In all three stages of her career, Shakira has had songs at the top of the charts. And, as for live performances, the Colombian demonstrated from the beginning that she was a great stage power, praised in all forums. And, of course, we mustn’t forget her two moments of glory that were seen by millions of people on TV: the 2020 Super Bowl performance with Jennifer Lopez (considered the best musical interlude in the history of this event) and her 10-minute-long performance at the MTV Video Music Awards this past September.
It’s not the first time that Shakira deals with the topic of heartbreak in her songs. However, she’s now doing it in a more explicit way, touching on a specific person. Aïda Camprubí — a Barcelona-based music journalist specializing in new genres — tells EL PAÍS about the themes of the Colombian singer’s new songs: “She’s a woman empowering herself through spite. And that gets used against her. Women are judged a lot when we get tough, but when guys say harsh things in their lyrics, they’re not judged as much. These discourses are [normal when coming from] men, because they’re associated with toughness, masculinity, strength…”
“Women have always sung about breakups,” Camprubí notes, “but usually from a place of sorrow and abandonment. And now, they do it out of rage. And a woman singing out of rage [is very different]. It seems that [many male audiences] don’t like seeing angry women.

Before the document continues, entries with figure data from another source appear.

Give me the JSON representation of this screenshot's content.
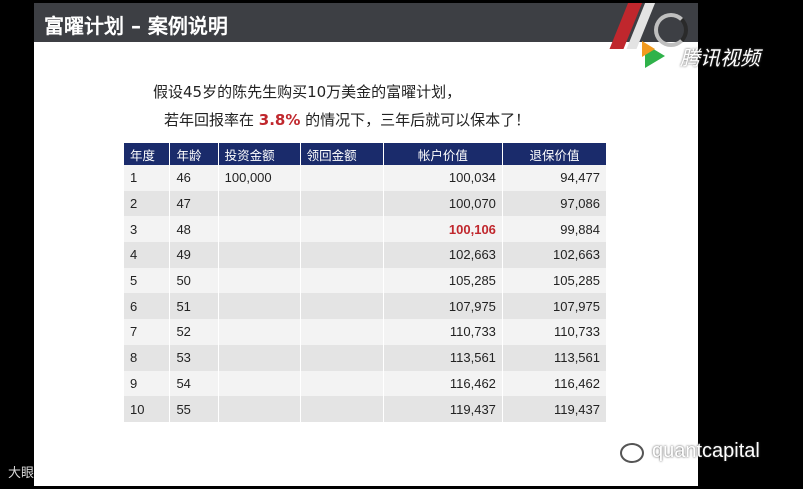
{
  "slide": {
    "title": "富曜计划 – 案例说明",
    "intro_line1": "假设45岁的陈先生购买10万美金的富曜计划，",
    "intro_line2_pre": "若年回报率在 ",
    "intro_line2_rate": "3.8%",
    "intro_line2_post": " 的情况下，三年后就可以保本了！"
  },
  "table": {
    "headers": [
      "年度",
      "年龄",
      "投资金额",
      "领回金额",
      "帐户价值",
      "退保价值"
    ],
    "rows": [
      [
        "1",
        "46",
        "100,000",
        "",
        "100,034",
        "94,477"
      ],
      [
        "2",
        "47",
        "",
        "",
        "100,070",
        "97,086"
      ],
      [
        "3",
        "48",
        "",
        "",
        "100,106",
        "99,884"
      ],
      [
        "4",
        "49",
        "",
        "",
        "102,663",
        "102,663"
      ],
      [
        "5",
        "50",
        "",
        "",
        "105,285",
        "105,285"
      ],
      [
        "6",
        "51",
        "",
        "",
        "107,975",
        "107,975"
      ],
      [
        "7",
        "52",
        "",
        "",
        "110,733",
        "110,733"
      ],
      [
        "8",
        "53",
        "",
        "",
        "113,561",
        "113,561"
      ],
      [
        "9",
        "54",
        "",
        "",
        "116,462",
        "116,462"
      ],
      [
        "10",
        "55",
        "",
        "",
        "119,437",
        "119,437"
      ]
    ]
  },
  "watermarks": {
    "tencent": "腾讯视频",
    "quant": "quantcapital",
    "left": "大眼踏境"
  },
  "colors": {
    "banner": "#3d3f44",
    "header": "#1a2b6b",
    "highlight": "#c0272d"
  }
}
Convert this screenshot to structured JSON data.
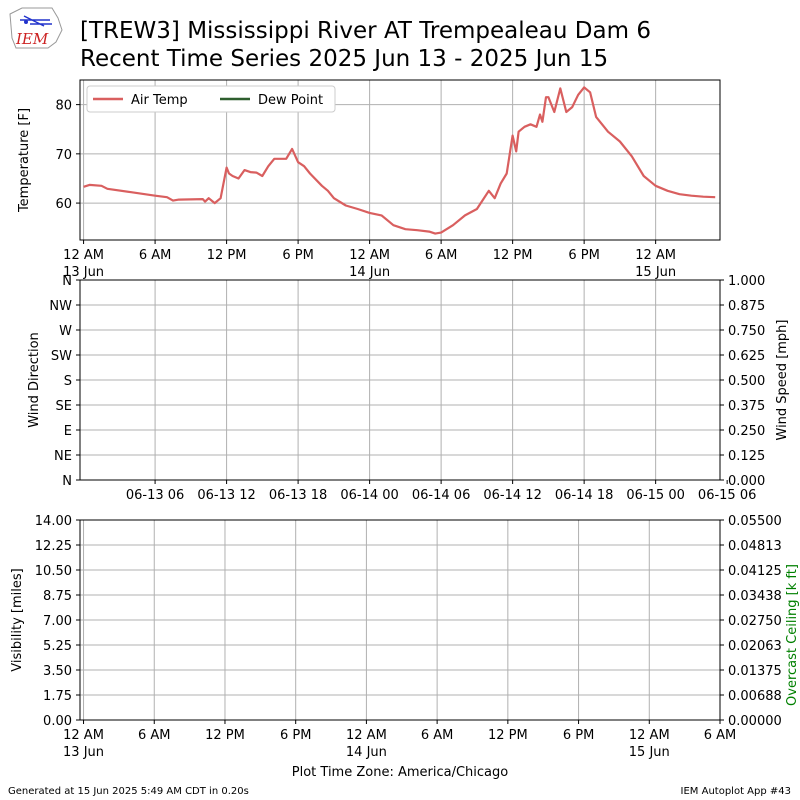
{
  "header": {
    "logo_text": "IEM",
    "title_line1": "[TREW3] Mississippi River  AT Trempealeau Dam 6",
    "title_line2": "Recent Time Series 2025 Jun 13 - 2025 Jun 15"
  },
  "footer": {
    "generated": "Generated at 15 Jun 2025 5:49 AM CDT in 0.20s",
    "app": "IEM Autoplot App #43",
    "timezone": "Plot Time Zone: America/Chicago"
  },
  "colors": {
    "air_temp": "#d95f5f",
    "dew_point": "#2e5e2e",
    "ceiling_label": "#008000",
    "grid": "#b0b0b0"
  },
  "chart_data": [
    {
      "type": "line",
      "name": "temperature-panel",
      "ylabel": "Temperature [F]",
      "ylim": [
        52.5,
        85
      ],
      "xlim_hours": [
        -0.3,
        53.4
      ],
      "x_unit": "hours since 13 Jun 12 AM",
      "yticks": [
        60,
        70,
        80
      ],
      "xticks": [
        {
          "h": 0,
          "label": "12 AM",
          "sub": "13 Jun"
        },
        {
          "h": 6,
          "label": "6 AM",
          "sub": ""
        },
        {
          "h": 12,
          "label": "12 PM",
          "sub": ""
        },
        {
          "h": 18,
          "label": "6 PM",
          "sub": ""
        },
        {
          "h": 24,
          "label": "12 AM",
          "sub": "14 Jun"
        },
        {
          "h": 30,
          "label": "6 AM",
          "sub": ""
        },
        {
          "h": 36,
          "label": "12 PM",
          "sub": ""
        },
        {
          "h": 42,
          "label": "6 PM",
          "sub": ""
        },
        {
          "h": 48,
          "label": "12 AM",
          "sub": "15 Jun"
        }
      ],
      "grid": true,
      "legend": {
        "placement": "top-left",
        "entries": [
          "Air Temp",
          "Dew Point"
        ]
      },
      "series": [
        {
          "name": "Air Temp",
          "x": [
            0,
            0.5,
            1.5,
            2,
            4,
            6,
            7,
            7.5,
            8,
            10,
            10.2,
            10.5,
            11,
            11.5,
            12,
            12.2,
            12.5,
            13,
            13.5,
            14,
            14.5,
            15,
            15.5,
            16,
            17,
            17.5,
            18,
            18.5,
            19,
            20,
            20.5,
            21,
            22,
            23,
            24,
            25,
            26,
            27,
            28,
            29,
            29.5,
            30,
            31,
            32,
            33,
            34,
            34.5,
            35,
            35.5,
            36,
            36.3,
            36.5,
            37,
            37.5,
            38,
            38.3,
            38.5,
            38.8,
            39,
            39.5,
            40,
            40.5,
            41,
            41.3,
            41.5,
            42,
            42.5,
            43,
            44,
            45,
            46,
            47,
            48,
            49,
            50,
            51,
            52,
            53
          ],
          "y": [
            63.3,
            63.7,
            63.5,
            62.9,
            62.2,
            61.5,
            61.2,
            60.5,
            60.7,
            60.8,
            60.3,
            61,
            60,
            61,
            67.2,
            66,
            65.5,
            65,
            66.7,
            66.3,
            66.2,
            65.5,
            67.5,
            69,
            69,
            71,
            68.3,
            67.5,
            66,
            63.5,
            62.5,
            61,
            59.5,
            58.8,
            58,
            57.5,
            55.5,
            54.7,
            54.5,
            54.2,
            53.8,
            54,
            55.5,
            57.5,
            58.8,
            62.5,
            61,
            64,
            66,
            73.7,
            70.5,
            74.5,
            75.5,
            76,
            75.5,
            78,
            76.5,
            81.5,
            81.5,
            78.5,
            83.3,
            78.5,
            79.5,
            81,
            82,
            83.5,
            82.5,
            77.5,
            74.5,
            72.5,
            69.5,
            65.5,
            63.5,
            62.5,
            61.8,
            61.5,
            61.3,
            61.2
          ]
        },
        {
          "name": "Dew Point",
          "x": [],
          "y": []
        }
      ]
    },
    {
      "type": "line",
      "name": "wind-panel",
      "ylabel_left": "Wind Direction",
      "ylabel_right": "Wind Speed [mph]",
      "yticks_left": [
        "N",
        "NE",
        "E",
        "SE",
        "S",
        "SW",
        "W",
        "NW",
        "N"
      ],
      "yticks_right": [
        "0.000",
        "0.125",
        "0.250",
        "0.375",
        "0.500",
        "0.625",
        "0.750",
        "0.875",
        "1.000"
      ],
      "ylim_right": [
        0,
        1
      ],
      "xlim_hours": [
        -0.3,
        53.4
      ],
      "xticks": [
        {
          "h": 6,
          "label": "06-13 06"
        },
        {
          "h": 12,
          "label": "06-13 12"
        },
        {
          "h": 18,
          "label": "06-13 18"
        },
        {
          "h": 24,
          "label": "06-14 00"
        },
        {
          "h": 30,
          "label": "06-14 06"
        },
        {
          "h": 36,
          "label": "06-14 12"
        },
        {
          "h": 42,
          "label": "06-14 18"
        },
        {
          "h": 48,
          "label": "06-15 00"
        },
        {
          "h": 54,
          "label": "06-15 06"
        }
      ],
      "grid": true,
      "series": []
    },
    {
      "type": "line",
      "name": "visibility-panel",
      "ylabel_left": "Visibility [miles]",
      "ylabel_right": "Overcast Ceiling [k ft]",
      "yticks_left": [
        "0.00",
        "1.75",
        "3.50",
        "5.25",
        "7.00",
        "8.75",
        "10.50",
        "12.25",
        "14.00"
      ],
      "yticks_right": [
        "0.00000",
        "0.00688",
        "0.01375",
        "0.02063",
        "0.02750",
        "0.03438",
        "0.04125",
        "0.04813",
        "0.05500"
      ],
      "ylim_left": [
        0,
        14
      ],
      "ylim_right": [
        0,
        0.055
      ],
      "xlim_hours": [
        -0.3,
        54
      ],
      "xticks": [
        {
          "h": 0,
          "label": "12 AM",
          "sub": "13 Jun"
        },
        {
          "h": 6,
          "label": "6 AM",
          "sub": ""
        },
        {
          "h": 12,
          "label": "12 PM",
          "sub": ""
        },
        {
          "h": 18,
          "label": "6 PM",
          "sub": ""
        },
        {
          "h": 24,
          "label": "12 AM",
          "sub": "14 Jun"
        },
        {
          "h": 30,
          "label": "6 AM",
          "sub": ""
        },
        {
          "h": 36,
          "label": "12 PM",
          "sub": ""
        },
        {
          "h": 42,
          "label": "6 PM",
          "sub": ""
        },
        {
          "h": 48,
          "label": "12 AM",
          "sub": "15 Jun"
        },
        {
          "h": 54,
          "label": "6 AM",
          "sub": ""
        }
      ],
      "grid": true,
      "series": []
    }
  ]
}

I don’t know why we have to limit ourselves to expressing beautiful and vulnerable feelings — we can also sing about brutal feelings. It’s very uplifting.”
Regarding Shakira’s collaborations with Bizarrap, Karol G, or her immersion in Mexican ballads, Camprubí points out that it’s “super normal for her to pay attention to current genres. Shakira has always tried very different things. It’s a natural phase for a restless artist like her. These aren’t lurches: she’s an evolving artist. Some may like it and some may not, but an artist deserves to go through [as many] phases as she wants.”
Pablito Wilson goes further: “Shakira has impact, legacy, and validity. She has a variety of values that I don’t see in any of the pop artists of the moment. For example, Bad Bunny lacks a legacy. Taylor Swift has a lot of impact in the United States, but not so much in Latin America. Madonna has a legacy, but she’s already lost relevance.”
Shakira’s next steps inevitably involve completing an album and, above all, going on tour. No matter how many listens her new songs get, the bulk of the money in the music industry currently comes from live performances. In her only long interview since the new phase of her career began, in Billboard magazine, the singer promises her fans that both of these things will happen in 2024. “When the year started and I got that first No. 1, then the other, back-to-back, I thought, ‘This can’t be happening to me at 46 years old.’ It was so exciting to break the mold or reinvent the paradigms.”
In 1999, Gabriel García Márquez dedicated an extensive report to his compatriot. Shakira was 22-years-old at the time and had already released four full-length albums. The Nobel Prize winner wrote: “Shakira’s music has a personal imprint that’s unlike anyone else’s. No one sings or dances like her at any age, with an innocent sensuality that seems to have been invented by her.”
Today, there’s no debate about the Colombian singer in her country. “There’s unanimity: she’s a heroine,” affirms Colombian producer Chucky García. And he adds: “For 90% of people, she’s untouchable. Even when the Treasury thing happened [in Spain regarding unpaid taxes], the majority justified it. They said: ‘Well, the Spanish came 500 years ago and took the gold, so now it’s okay if she defrauded the Spanish Treasury!’”
In the end, as you just read, we end up deviating from the music.